Najważniejsze dla osoby zarządzającej aplikacją webową po jej wdrożeniu i uruchomieniu jest utrzymanie równowagi między stabilnością systemu a jego realną wartością biznesową. W praktyce oznacza to ciągłe zabieganie o to, by aplikacja była dostępna, szybka i bezpieczna, ale jednocześnie, by faktycznie realizowała cele, dla których została stworzona.

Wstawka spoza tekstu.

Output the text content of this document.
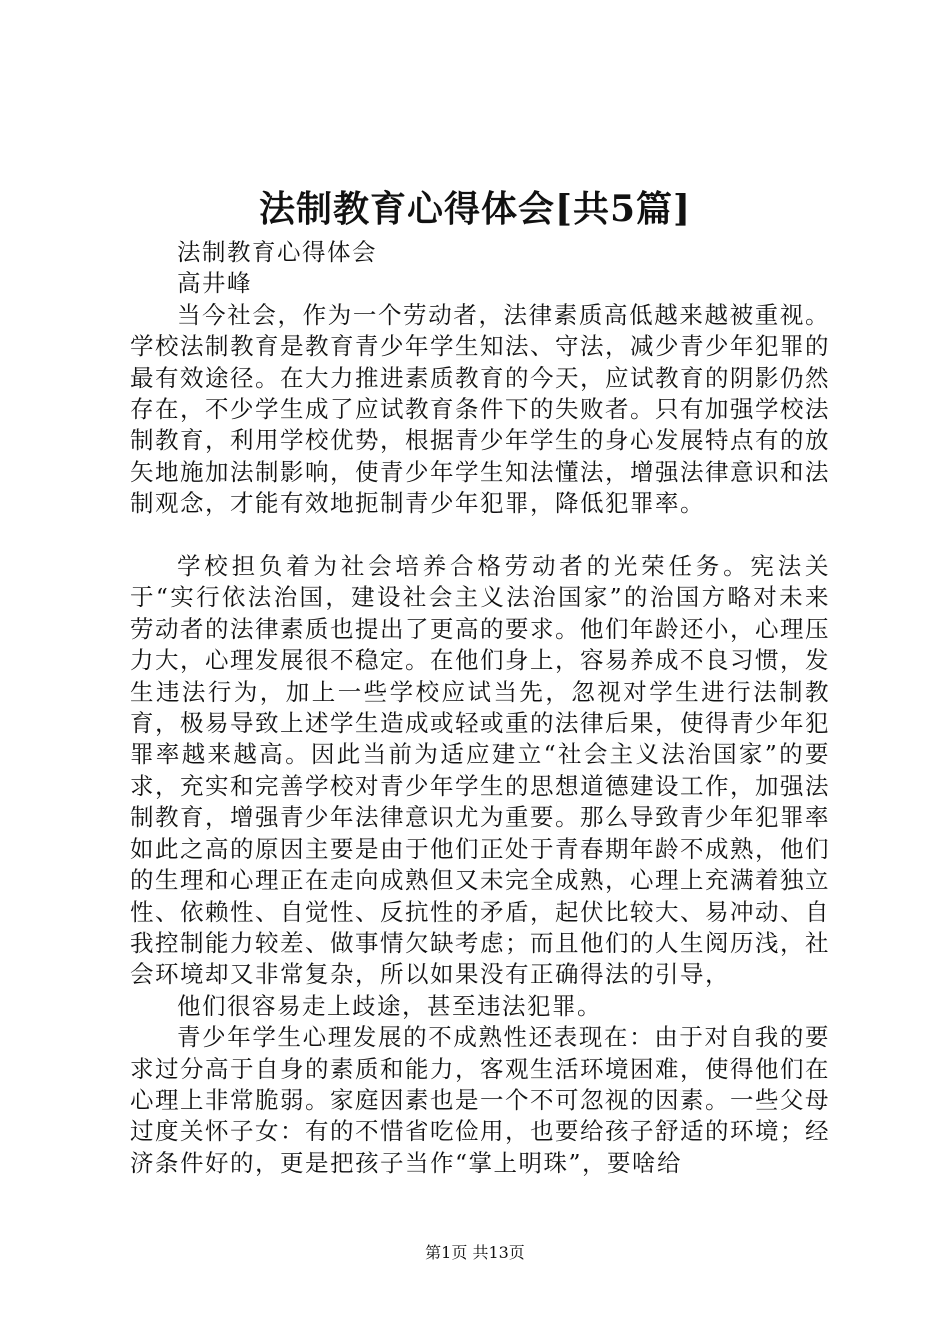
法制教育心得体会[共5篇]

法制教育心得体会

高井峰

当今社会，作为一个劳动者，法律素质高低越来越被重视。学校法制教育是教育青少年学生知法、守法，减少青少年犯罪的最有效途径。在大力推进素质教育的今天，应试教育的阴影仍然存在，不少学生成了应试教育条件下的失败者。只有加强学校法制教育，利用学校优势，根据青少年学生的身心发展特点有的放矢地施加法制影响，使青少年学生知法懂法，增强法律意识和法制观念，才能有效地扼制青少年犯罪，降低犯罪率。

学校担负着为社会培养合格劳动者的光荣任务。宪法关于“实行依法治国，建设社会主义法治国家”的治国方略对未来劳动者的法律素质也提出了更高的要求。他们年龄还小，心理压力大，心理发展很不稳定。在他们身上，容易养成不良习惯，发生违法行为，加上一些学校应试当先，忽视对学生进行法制教育，极易导致上述学生造成或轻或重的法律后果，使得青少年犯罪率越来越高。因此当前为适应建立“社会主义法治国家”的要求，充实和完善学校对青少年学生的思想道德建设工作，加强法制教育，增强青少年法律意识尤为重要。那么导致青少年犯罪率如此之高的原因主要是由于他们正处于青春期年龄不成熟，他们的生理和心理正在走向成熟但又未完全成熟，心理上充满着独立性、依赖性、自觉性、反抗性的矛盾，起伏比较大、易冲动、自我控制能力较差、做事情欠缺考虑；而且他们的人生阅历浅，社会环境却又非常复杂，所以如果没有正确得法的引导，

他们很容易走上歧途，甚至违法犯罪。

青少年学生心理发展的不成熟性还表现在：由于对自我的要求过分高于自身的素质和能力，客观生活环境困难，使得他们在心理上非常脆弱。家庭因素也是一个不可忽视的因素。一些父母过度关怀子女：有的不惜省吃俭用，也要给孩子舒适的环境；经济条件好的，更是把孩子当作“掌上明珠”，要啥给

第1页 共13页
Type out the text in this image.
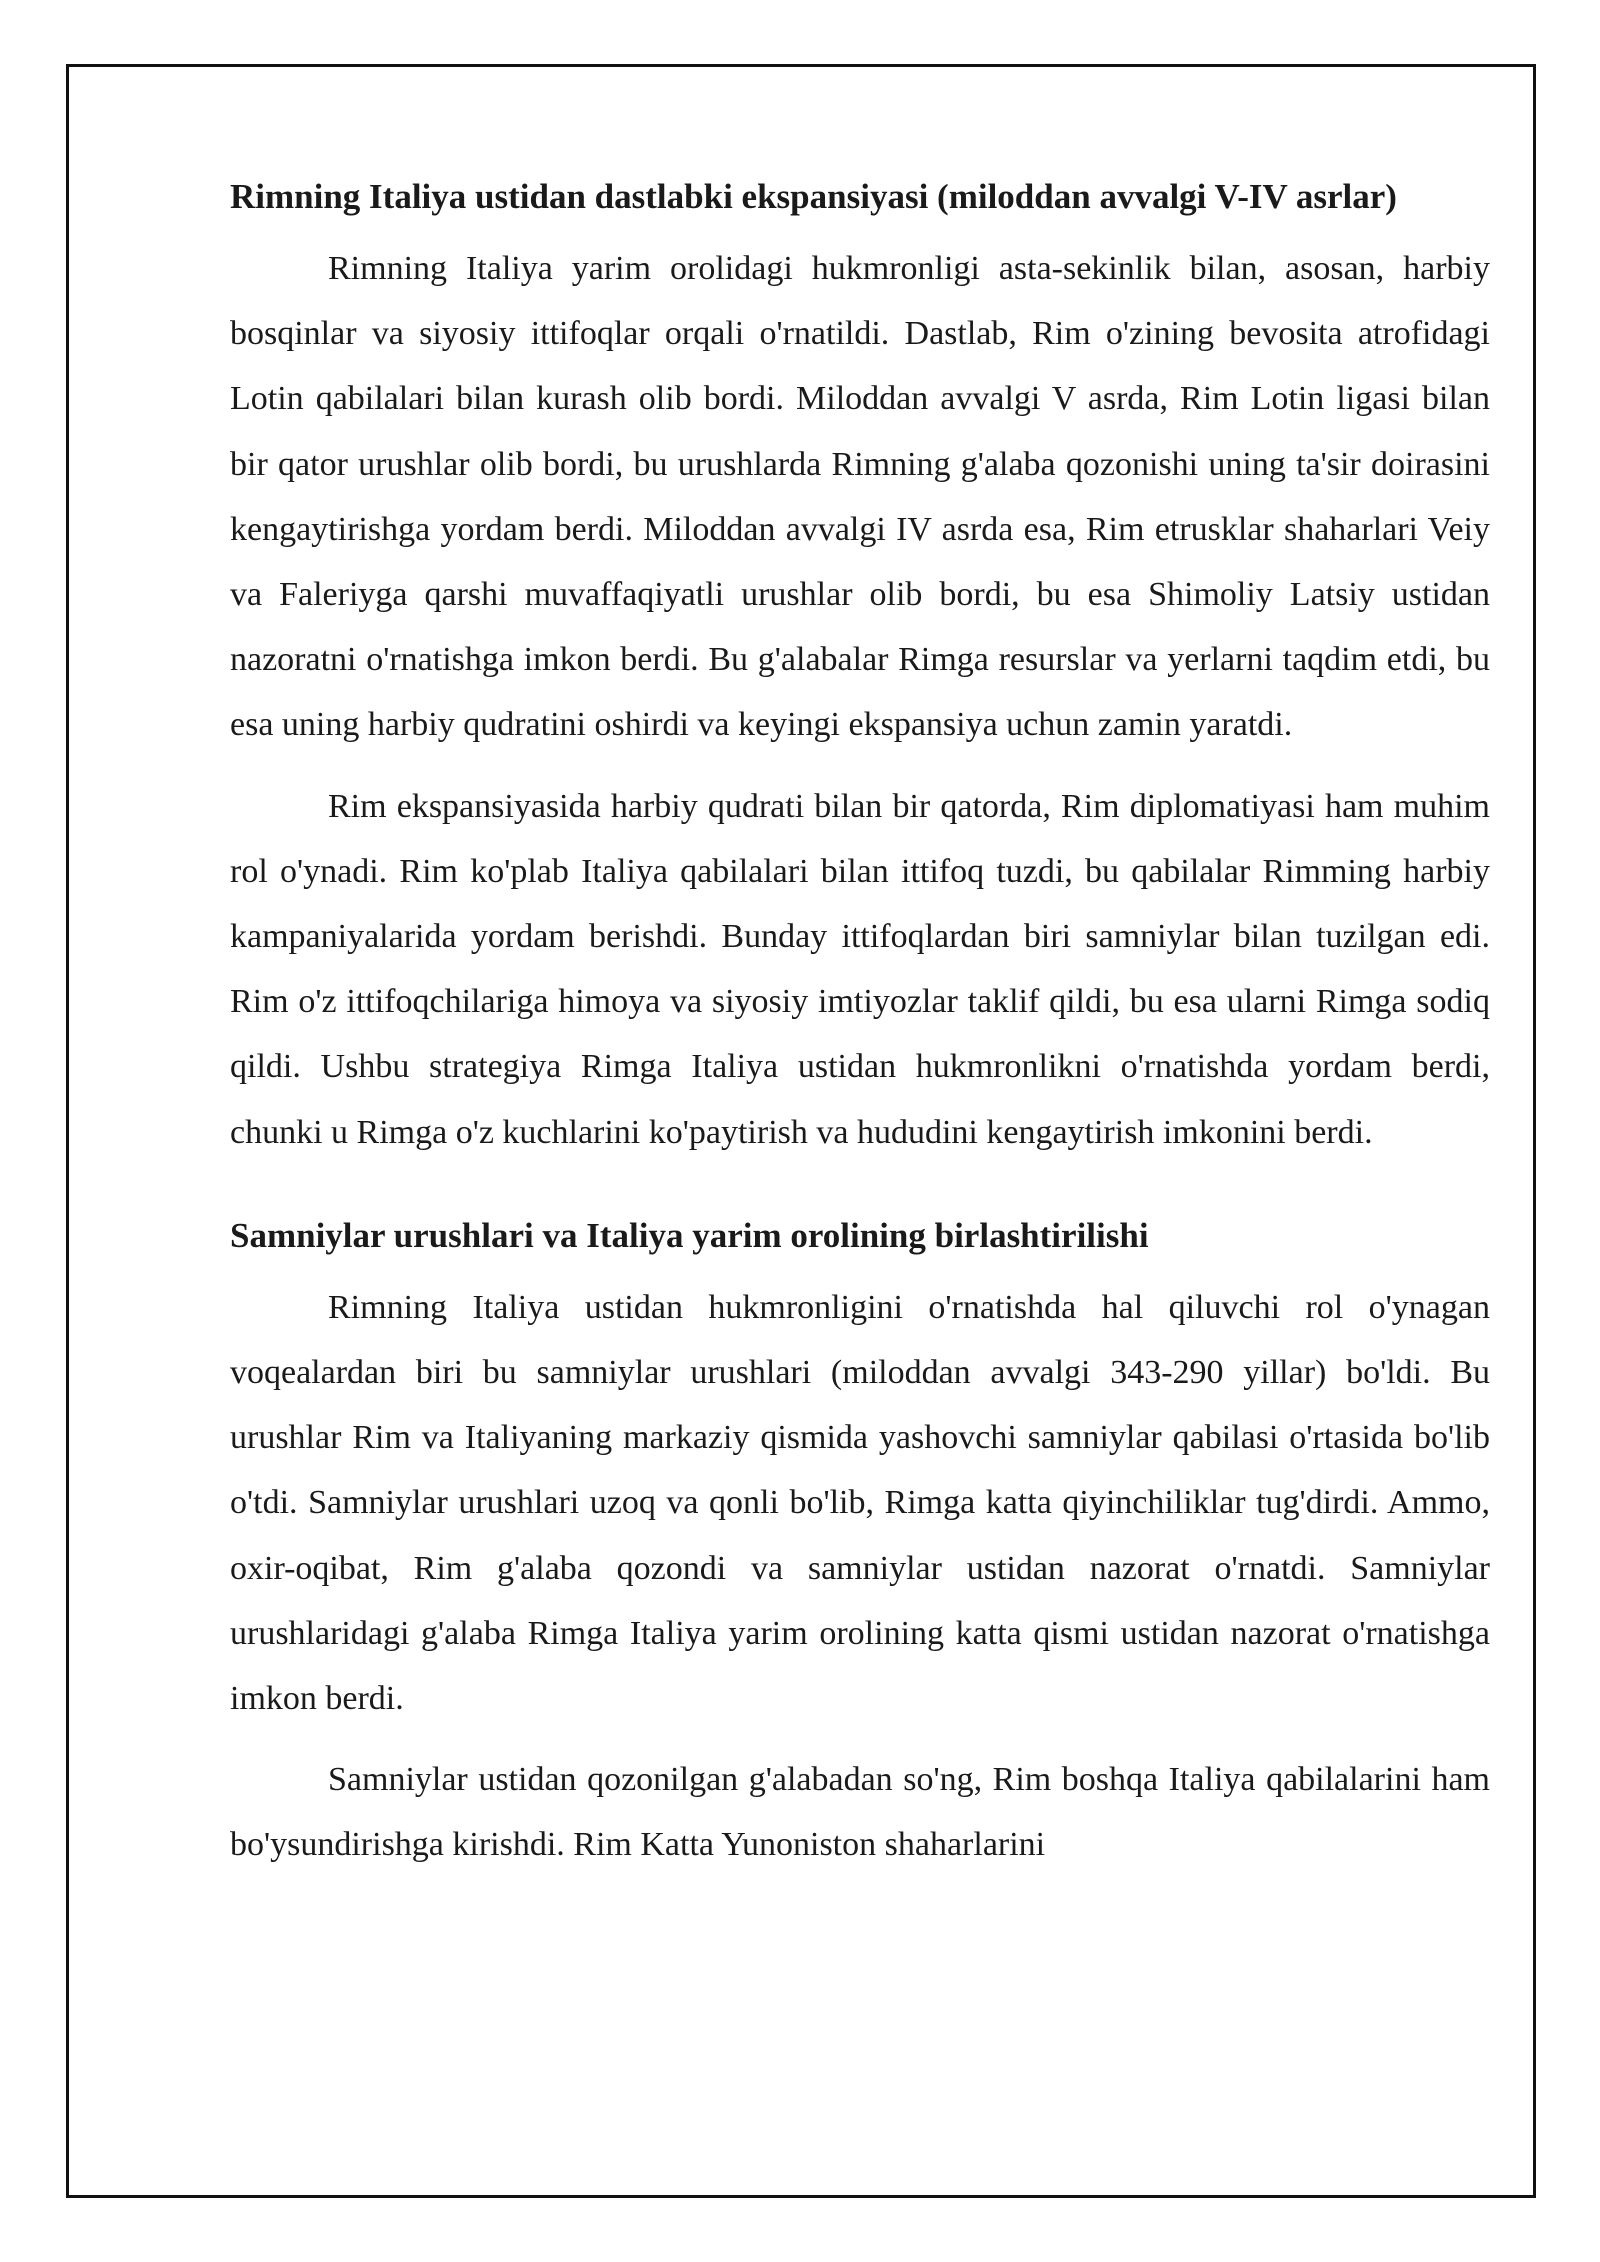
Rimning Italiya ustidan dastlabki ekspansiyasi (miloddan avvalgi V-IV asrlar)

Rimning Italiya yarim orolidagi hukmronligi asta-sekinlik bilan, asosan, harbiy bosqinlar va siyosiy ittifoqlar orqali o'rnatildi. Dastlab, Rim o'zining bevosita atrofidagi Lotin qabilalari bilan kurash olib bordi. Miloddan avvalgi V asrda, Rim Lotin ligasi bilan bir qator urushlar olib bordi, bu urushlarda Rimning g'alaba qozonishi uning ta'sir doirasini kengaytirishga yordam berdi. Miloddan avvalgi IV asrda esa, Rim etrusklar shaharlari Veiy va Faleriyga qarshi muvaffaqiyatli urushlar olib bordi, bu esa Shimoliy Latsiy ustidan nazoratni o'rnatishga imkon berdi. Bu g'alabalar Rimga resurslar va yerlarni taqdim etdi, bu esa uning harbiy qudratini oshirdi va keyingi ekspansiya uchun zamin yaratdi.

Rim ekspansiyasida harbiy qudrati bilan bir qatorda, Rim diplomatiyasi ham muhim rol o'ynadi. Rim ko'plab Italiya qabilalari bilan ittifoq tuzdi, bu qabilalar Rimming harbiy kampaniyalarida yordam berishdi. Bunday ittifoqlardan biri samniylar bilan tuzilgan edi. Rim o'z ittifoqchilariga himoya va siyosiy imtiyozlar taklif qildi, bu esa ularni Rimga sodiq qildi. Ushbu strategiya Rimga Italiya ustidan hukmronlikni o'rnatishda yordam berdi, chunki u Rimga o'z kuchlarini ko'paytirish va hududini kengaytirish imkonini berdi.

Samniylar urushlari va Italiya yarim orolining birlashtirilishi

Rimning Italiya ustidan hukmronligini o'rnatishda hal qiluvchi rol o'ynagan voqealardan biri bu samniylar urushlari (miloddan avvalgi 343-290 yillar) bo'ldi. Bu urushlar Rim va Italiyaning markaziy qismida yashovchi samniylar qabilasi o'rtasida bo'lib o'tdi. Samniylar urushlari uzoq va qonli bo'lib, Rimga katta qiyinchiliklar tug'dirdi. Ammo, oxir-oqibat, Rim g'alaba qozondi va samniylar ustidan nazorat o'rnatdi. Samniylar urushlaridagi g'alaba Rimga Italiya yarim orolining katta qismi ustidan nazorat o'rnatishga imkon berdi.

Samniylar ustidan qozonilgan g'alabadan so'ng, Rim boshqa Italiya qabilalarini ham bo'ysundirishga kirishdi. Rim Katta Yunoniston shaharlarini
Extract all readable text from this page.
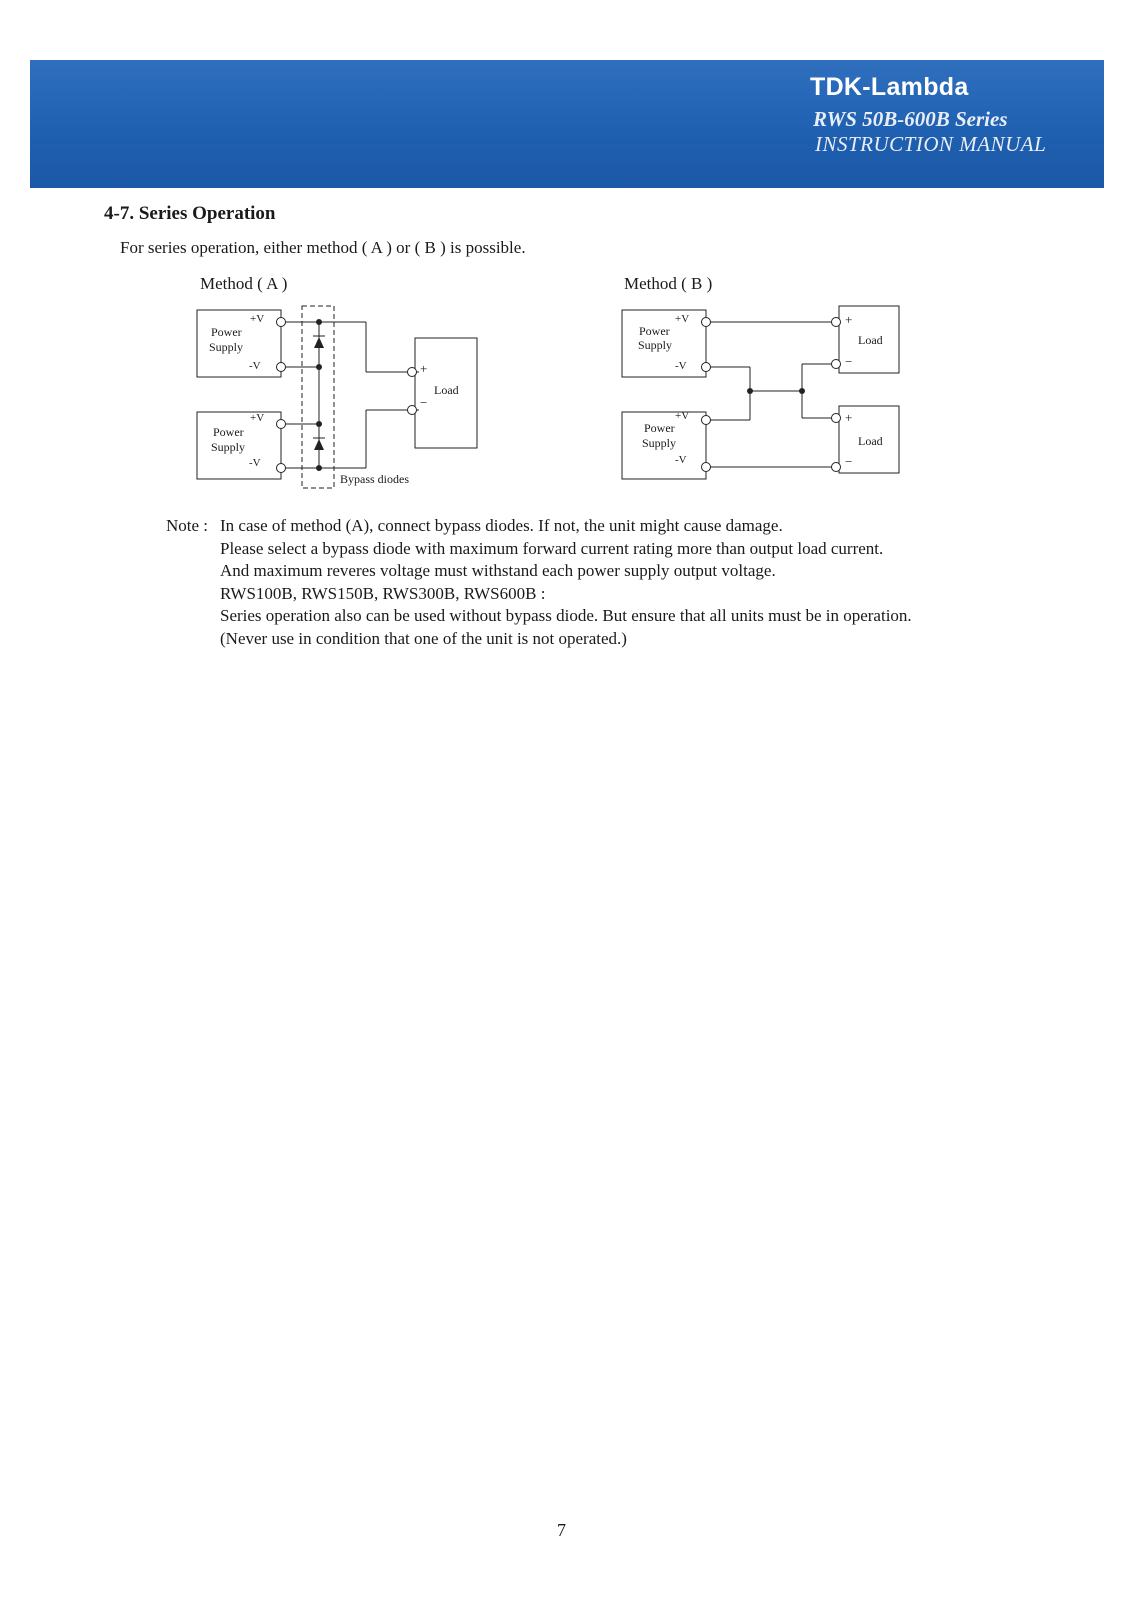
TDK-Lambda
RWS 50B-600B Series
INSTRUCTION MANUAL
4-7. Series Operation
For series operation, either method ( A ) or ( B ) is possible.
Method ( A )	Method ( B )
+V
-V
Power
Supply
+V
-V
Power
Supply
+
−
Load
Bypass diodes
+V
-V
Power
Supply
+V
-V
Power
Supply
+
−
Load
+
−
Load
Note : In case of method (A), connect bypass diodes. If not, the unit might cause damage.
Please select a bypass diode with maximum forward current rating more than output load current.
And maximum reveres voltage must withstand each power supply output voltage.
RWS100B, RWS150B, RWS300B, RWS600B :
Series operation also can be used without bypass diode. But ensure that all units must be in operation.
(Never use in condition that one of the unit is not operated.)
7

Aplikacja (zawsze) dostępna
Kluczowa staje się odpowiedzialność za ciągłość działania. Zarządzający musi mieć pewność, że ktoś stale monitoruje dostępność systemu, czasy odpowiedzi oraz występowanie błędów, a procedury reagowania na awarie są jasne i przećwiczone. Nie chodzi o ręczne patrzenie w wykresy, lecz o ustawione progi alarmowe i gotowy proces decyzyjny na wypadek kryzysu. W tym miejscu ważniejsze od technologii staje się zarządzanie ryzykiem – świadomość, jakie scenariusze awarii są najbardziej kosztowne dla biznesu i jak szybko organizacja potrafi na nie reagować.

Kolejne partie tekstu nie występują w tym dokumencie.